Di Iosto Ibba, aprile 2014
Augusta, 9 aprile – Sono le 11 di sera quando Mahamoud e le sue due figlie, Rose e Jasmine, sbarcano dalla nave “San Giusto” della Marina Militare. La nave è appena arrivata nel porto di Augusta, in Sicilia, e loro sono esausti. Si guardano intorno frastornati, chiedendosi dove sono, cercando un nome per questa ennesima tappa del loro viaggio.
Insieme a loro ci sono 1200 persone, dalla Siria, dal Mali, dall’Eritrea, dal Pakistan e dalla Nigeria. La nave, progettata per accogliere 500 persone, ne ha portate a bordo più di 1200, per non lasciare indietro nessuno degli 8500 migranti che la settimana precedente hanno tentato di attraversare il Mediterraneo a bordo di oltre 40 imbarcazioni sovraffollate.
Prima che scoppiasse la guerra Mahamoud era un avvocato, aveva una carriera ben avviata ed una casa con il cortile, nella quale viveva insieme alla sua famiglia. Nei momenti liberi gli piaceva anche dedicare del tempo alla sua passione, la storia. “Avevo un’intera collezione di libri di storia” racconta Mahamoud, “per me il passato è la chiave per comprendere il presente”. “Quello che sta succedendo in Siria però è completamente nuovo” aggiunge “non avevo mai conosciuto un conflitto ed una violenza così grandi, neanche sulle pagine di quei libri.”
L’odissea di Mahamoud e della sua famiglia è iniziata tre anni fa, quando sono stati costretti ad abbandonare la loro casa a Damasco, nel distretto di Yarmouk. “La situazione era insostenibile”, racconta, “tutto intorno si moriva di violenza e bombardamenti. Lì no, lì si moriva di fame”. Hanno dovuto abbandonare tutto all’improvviso e da quel momento il loro viaggio non è ancora terminato.
Al principio, come la maggior parte delle famiglie siriane, si sono spostati all’interno del paese, alla ricerca di un luogo sicuro, in fuga dai bombardamenti e dalla violenza. La moglie di Mahamoud non aveva ancora abbandonato la speranza di poter tornare a casa propria e non voleva andarsene dal paese. Anche lei, purtroppo, è rimasta vittima di un bombardamento, lasciandogli il compito di prendersi cura delle due figlie.

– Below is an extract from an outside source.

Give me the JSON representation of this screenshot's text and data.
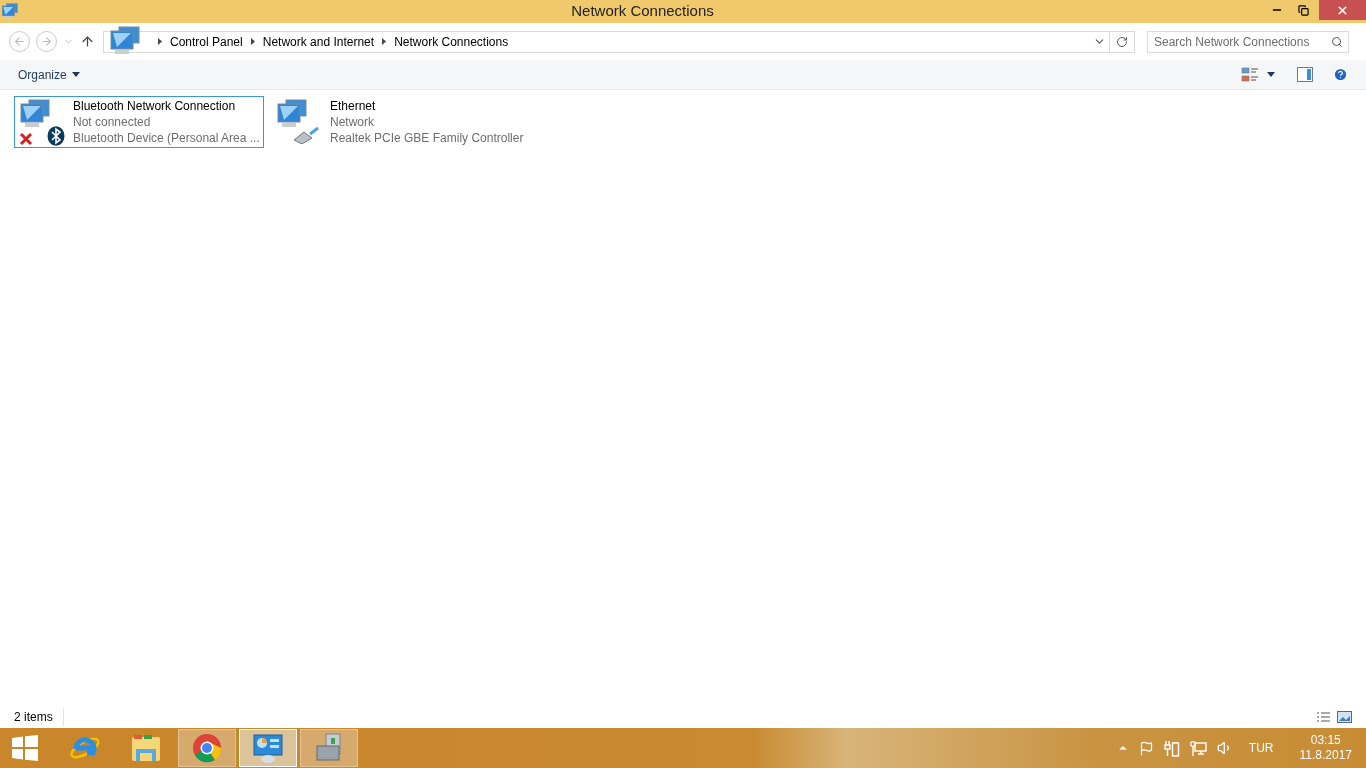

“Dopo la morte di mia moglie non ho avuto più dubbi, ho capito che era arrivato il momento di andar via” ha raccontato Mahamoud agli operatori dell’UNHCR “Avevo appena perso una delle persone più importanti della mia vita e non potevo correre il rischio di perdere anche le altre due, le mie bambine”. Quando hanno attraversato il confine con il Libano avevano solamente i soldi necessari a garantire la loro sopravvivenza.
In Libano, si sono fermati qualche giorno, il tempo di ricevere un visto da un parente ed imbarcarsi su un volo diretto in Algeria. Lì, come molti altri di loro, hanno preso contatti con dei trafficanti, che gli hanno fatto attraversare la frontiera per la Tunisia sul retro di un camion, promettendogli poi un posto in una barca diretta in Europa.
Dopo aver dato ai trafficanti il denaro richiesto, Mahmoud e le sue bambine sono rimasti bloccati in Tunisia per tre mesi. Hanno sofferto la fame e la sete, ma soprattutto il silenzio di queste persone, che li tenevano continuamente in sospeso e reagivano con violenza a qualunque domanda gli venisse posta. La scelta di fuggire da loro per raggiungere la Libia è stata la più difficile nella vita di Mahmoud.
Una volta raggiunta Tripoli, la capitale della Libia, non è stato difficile partire. “Lì,” racconta Mahamoud “è sufficiente pagare per trovare qualcuno disposto a portarti sull’altra sponda del Mediterraneo”. Con circa 1500 euro a testa si sono ritrovati insieme a centinaia di altre persone, stipati in una barca non attrezzata a reggere una traversata in mare.
Ora sono finalmente arrivati in Europa, dopo un viaggio durato più di quattro mesi e che li ha costretti ad attraversare cinque frontiere. Hanno passato la notte nella struttura di prima accoglienza messa a disposizione dalle autorità italiane competenti. Con loro non avevano più niente, ma in qualche modo si sono sentiti sollevati.
Jasmin e Rose giocano insieme ad altri bambini nel piazzale del porto, sorridenti per la prima volta dopo mesi. Mahamoud è proprio di fronte a loro e le osserva. “Non so ancora cosa faremo, vorrei andare in Svezia, dirigermi verso i paesi del nord. La mia unica priorità ora è quella di vederle sorridere di nuovo, di garantire loro un’istruzione ed una speranza per il futuro.”
Ad oggi sono più di 2,7 milioni i siriani fuggiti dalla guerra e dalla violenza nel paese e più del 40% della popolazione residente prima del conflitto è stata costretta a spostarsi all’interno del paese o a varcare i confini, con un numero di sfollati che ha superato quota 6,5 milioni.